Résolution sur le Viêt Nam, en particulier la liberté d'expression

2013/2599(RSP)

Le Parlement européen a adopté par 41 voix pour, 0 contre et 0 abstention, une résolution sur le Viêt Nam, en particulier la liberté d'expression.

Le texte adopté en plénière avait été déposé en tant que résolution commune par les groupes PPE, S&D, ALDE, Verts/ALE, ECR et EFD.

Le Parlement condamne les violations incessantes des droits de l'homme, y compris l'intimidation politique, le harcèlement, les agressions, les arrestations arbitraires, les lourdes peines de prison et les procès inéquitables perpétrées au Viêt Nam à l'encontre de militants politiques, de journalistes, de blogueurs, de dissidents et de défenseurs des droits de l'homme, tant en ligne que hors ligne, en violation flagrante des obligations internationales du Viêt Nam en matière de droits de l'homme.

En particulier il exprime sa préoccupation face à la condamnation de trois journalistes renommés, condamnés le 24 septembre 2012 à des peines de prison de 12, 10 et 3 ans respectivement, suivies de plusieurs années d'assignation à résidence, pour avoir posté des articles sur le site web du Club vietnamien des journalistes libres.

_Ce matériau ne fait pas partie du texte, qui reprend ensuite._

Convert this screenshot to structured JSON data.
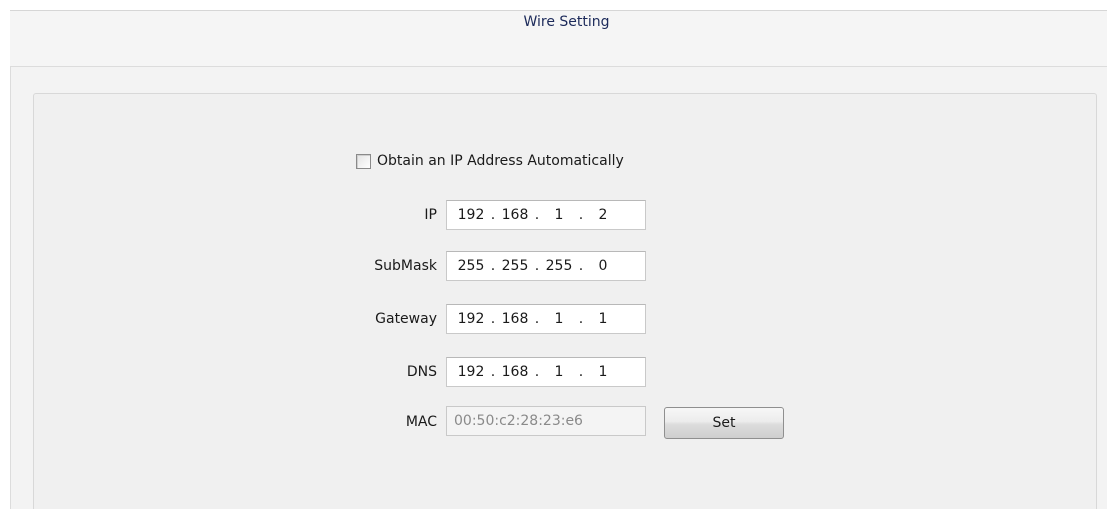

En outre, il note que la confiscation de terres par des fonctionnaires d'État, le recours excessif à la force en réaction à des protestations publiques contre des expulsions, les arrestations arbitraires de militants et les lourdes condamnations de manifestants sont en cours, tandis que l'incertitude règne sur les questions de droits fonciers et d'utilisation des terres.

Le gouvernement vietnamien est invité à :

  • modifier ou à abroger la législation qui restreint le droit à la liberté d'expression et à la liberté de la presse ainsi que le projet de «décret sur la gestion, la fourniture, l'utilisation de services Internet et de contenus informatifs en ligne» qui légaliserait le filtrage du contenu, la censure et les sanctions du gouvernement contre des «actes prohibés» vaguement définis et qui obligerait les entreprises et les fournisseurs Internet, y compris étrangers, à coopérer avec le gouvernement dans la surveillance et le dépistage des cyber-dissidents ;
  • mettre un terme aux expulsions forcées et à garantir à ceux qui ont été expulsés de force un accès aux recours judiciaires et une indemnisation adéquate conformément aux normes internationales en matière de droits de l'homme.

Le Parlement demande à l'Union européenne de faire systématiquement état de ses préoccupations face aux violations des droits de l'homme au Viêt Nam aux niveaux les plus élevés et d'intensifier la pression sur les autorités vietnamiennes pour qu'elles cessent les contrôles sur l'internet et lèvent les interdictions pesant sur les médias privés, autorisent les groupes et les particuliers à promouvoir les droits de l'homme publiquement, prennent des mesures pour abolir la peine de mort, abrogent ou modifient les lois relatives à la sécurité nationale utilisées pour faire de l'opposition pacifique un délit et libèrent les prisonniers d'opinion pacifiques.

Les députés rappellent à toutes les parties que le respect des droits de l'homme et des principes démocratiques constitue un élément essentiel de l'accord de partenariat et de coopération entre l'Union européenne et le Viêt Nam (signé le 27 juin 2012) et demandent à la Haute Représentante d'évaluer la compatibilité des politiques du gouvernement vietnamien avec les conditions figurant dans l'accord.

La résolution invite également le Viêt Nam à :

  • mettre un terme à la persécution religieuse, ce qui suppose la reconnaissance de toutes les communautés religieuses, le libre exercice de la religion et la restitution des biens saisis arbitrairement par l'État à l'Église bouddhiste unifiée du Viêt Nam, à l'Église catholique et à toute autre communauté religieuse;
  • garantir aux prisonniers d’opinion leur intégrité physique et psychologique, assurer un accès sans restriction à l'assistance d'un avocat et offrir une assistance médicale appropriée à ceux qui en ont besoin.

Tout en saluant le fait que le gouvernement du Viêt Nam ait appelé la population à contribuer à sa première réforme constitutionnelle depuis 1992, le Parlement regrette que la consultation publique ait entraîné des sanctions et des pressions contre ceux qui exprimaient légitimement leur opinion. Il recommande qu'une invitation soit adressée au rapporteur spécial des Nations unies sur la promotion et la protection du droit à la liberté d'opinion et d'expression pour qu'il se rende dans le pays et suggère que les autorités mettent en œuvre sans réserve ses éventuelles recommandations.